Portreleri seçerken en çok kişinin ifadesi, duruşu, yanında bulundurduğu nesnesi, dönemin kıyafetleri ve döneme ait arka plan, kriterlere uyduğu zaman resmin alt yapı sürecini biraz daha hızlandırmış oluyor. Taşlar yerine oturduğunda işim biraz daha hafiflemiş ve keyifli bir sürecin başlangıcına ilk adımı atmış oluyorum. Şunu da atlamamak lazım, bazen seçtiğim portre bütün kriterleri eksiksiz tamamlasa da, plastik anlamda beni tatmin etmiyorsa o portreye bir takım imgeler ekliyorum. Bu bazen üzerindeki takılar olabiliyor, bazen kıyafetin tasarımını değiştiriyorum. Kendimce yorumlamalarda bulunuyorum. Fotoğraf belirleme kriteri bu şekilde gerçekleşiyor.

 

Hasan Basri İnan, "Bir Ömürlük Misafir'', 2022, tuval üzerine yağlıboya ve akrilik, 150x110 cm.


Foto-gerçekçi bir tarzda çalışıyorsun. Foto-gerçekçi resim senin için ne anlam ifade ediyor?

Foto-gerçekçi resimler oldum olası hem dikkatimi çekmişti. Özellikle oryantalist resimlere büyük hayranlık duyuyorum. O dönemde yaşamayı ve o dönemin etkilerini resimlerimde görmeyi çok isterdim. İlerleyen süreçlerde bununla ilgi çok derin fikirlerin yer alacağı bambaşka bir konsept ile sanatseverlerin karşısına çıkacağım. Şimdilik bu kadar tüyo verebilirim.

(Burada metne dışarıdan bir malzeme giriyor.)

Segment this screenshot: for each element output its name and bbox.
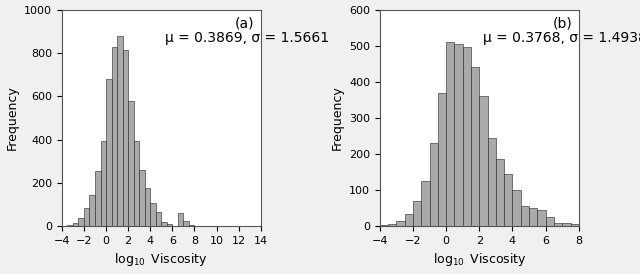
Bar — [79, 218, 84, 226]
Bar — [496, 159, 504, 226]
Bar — [562, 222, 570, 226]
Bar — [84, 208, 90, 226]
Bar — [521, 206, 529, 226]
Text: (b): (b) — [553, 16, 573, 30]
Bar — [111, 47, 117, 226]
Bar — [463, 47, 471, 226]
Text: μ = 0.3869, σ = 1.5661: μ = 0.3869, σ = 1.5661 — [165, 31, 330, 45]
Bar — [438, 93, 446, 226]
Y-axis label: Frequency: Frequency — [330, 85, 344, 150]
Bar — [513, 190, 521, 226]
Bar — [446, 42, 454, 226]
Bar — [150, 203, 156, 226]
Bar — [413, 201, 421, 226]
Bar — [454, 44, 463, 226]
Bar — [546, 217, 554, 226]
Bar — [479, 96, 488, 226]
Bar — [117, 36, 123, 226]
Text: μ = 0.3768, σ = 1.4938: μ = 0.3768, σ = 1.4938 — [483, 31, 640, 45]
X-axis label: $\log_{10}$ Viscosity: $\log_{10}$ Viscosity — [433, 252, 526, 269]
Bar — [90, 195, 95, 226]
Bar — [100, 141, 106, 226]
Bar — [184, 221, 189, 226]
Bar — [504, 174, 513, 226]
Text: (a): (a) — [236, 16, 255, 30]
Bar — [134, 141, 139, 226]
Bar — [189, 225, 195, 226]
Bar — [161, 222, 167, 226]
Bar — [67, 225, 73, 226]
Bar — [429, 143, 438, 226]
Bar — [156, 212, 161, 226]
Bar — [538, 210, 546, 226]
Bar — [554, 222, 562, 226]
Bar — [404, 213, 413, 226]
X-axis label: $\log_{10}$ Viscosity: $\log_{10}$ Viscosity — [115, 252, 208, 269]
Bar — [128, 101, 134, 226]
Bar — [73, 223, 79, 226]
Bar — [570, 224, 579, 226]
Bar — [529, 208, 538, 226]
Bar — [139, 170, 145, 226]
Bar — [471, 67, 479, 226]
Bar — [421, 181, 429, 226]
Bar — [488, 138, 496, 226]
Bar — [178, 213, 184, 226]
Bar — [95, 171, 100, 226]
Bar — [397, 221, 404, 226]
Bar — [388, 224, 397, 226]
Bar — [145, 188, 150, 226]
Bar — [123, 50, 128, 226]
Bar — [167, 224, 172, 226]
Bar — [106, 79, 111, 226]
Y-axis label: Frequency: Frequency — [6, 85, 19, 150]
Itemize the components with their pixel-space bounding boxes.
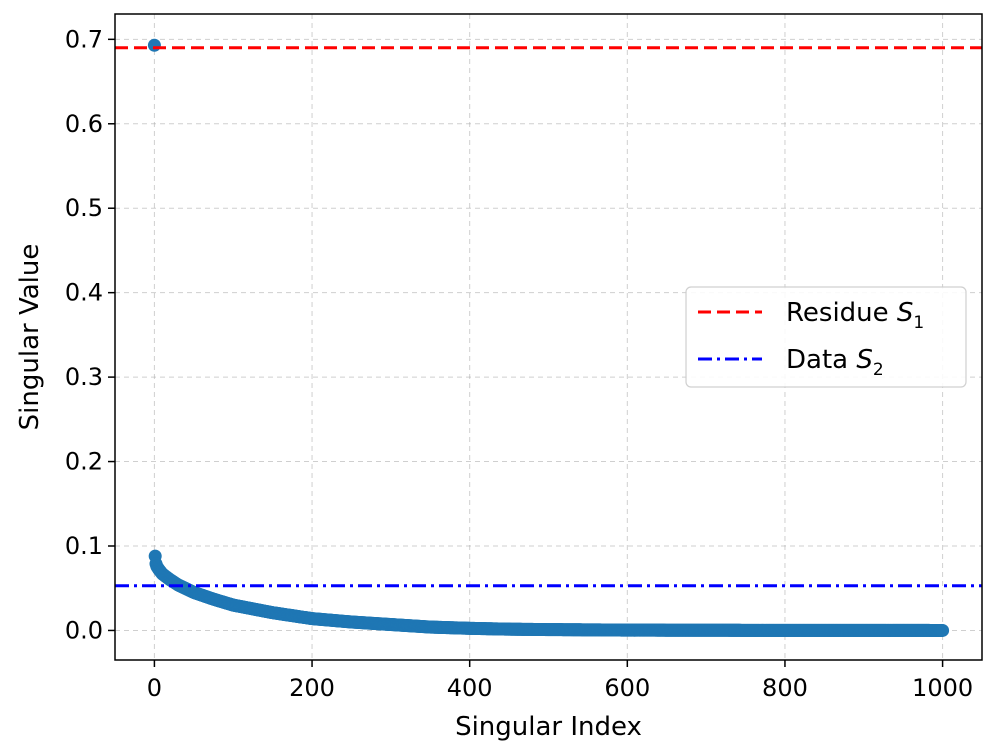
x-axis-label: Singular Index <box>455 712 642 742</box>
scatter-point <box>147 38 161 52</box>
legend: Residue S1 Data S2 <box>685 286 967 388</box>
y-tick-label: 0.5 <box>65 194 103 222</box>
scatter-point <box>936 623 950 637</box>
scatter-series <box>147 38 950 637</box>
legend-label-data: Data S2 <box>786 345 884 380</box>
y-tick-label: 0.3 <box>65 363 103 391</box>
ticks: 0 200 400 600 800 1000 0.0 0.1 0.2 0.3 0.4 0.5 0.6 0.… <box>65 25 973 702</box>
y-tick-label: 0.4 <box>65 279 103 307</box>
legend-label-residue: Residue S1 <box>786 298 924 333</box>
grid <box>115 14 982 660</box>
y-axis-label: Singular Value <box>15 244 45 431</box>
y-tick-label: 0.1 <box>65 532 103 560</box>
plot-area <box>115 38 982 637</box>
y-tick-label: 0.0 <box>65 616 103 644</box>
x-tick-label: 400 <box>447 674 493 702</box>
y-tick-label: 0.2 <box>65 448 103 476</box>
x-tick-label: 0 <box>147 674 162 702</box>
axes-frame <box>114 13 983 661</box>
x-tick-label: 200 <box>289 674 335 702</box>
x-tick-label: 1000 <box>912 674 973 702</box>
x-tick-label: 600 <box>604 674 650 702</box>
x-tick-label: 800 <box>762 674 808 702</box>
y-tick-label: 0.6 <box>65 110 103 138</box>
y-tick-label: 0.7 <box>65 25 103 53</box>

Özellikle günümüzde foto-gerçekçi resimler yapan genç sanatçı arkadaşlarım var. Onları da hayranlıkla takip ediyorum. Bu süreç gerçekten de sabır gerektiriyor. Çünkü üzerinde çalışmaya başladığımız zaman onu bitirmek için değil de onu plastik anlamda en güzel hale getirmek için çabalarız. Şu da bir gerçek, foto-gerçekçi resimlerin ne kadar çok hayranı varsa o kadar çokta sevmeyeni var. Bu bence zevk meselesi. Kimi insan soyut resim severken, kimi de gerçekçi resimlerden hoşlanır. İzleyici, ona yakın olan, onunla bağ kuran eseri izler.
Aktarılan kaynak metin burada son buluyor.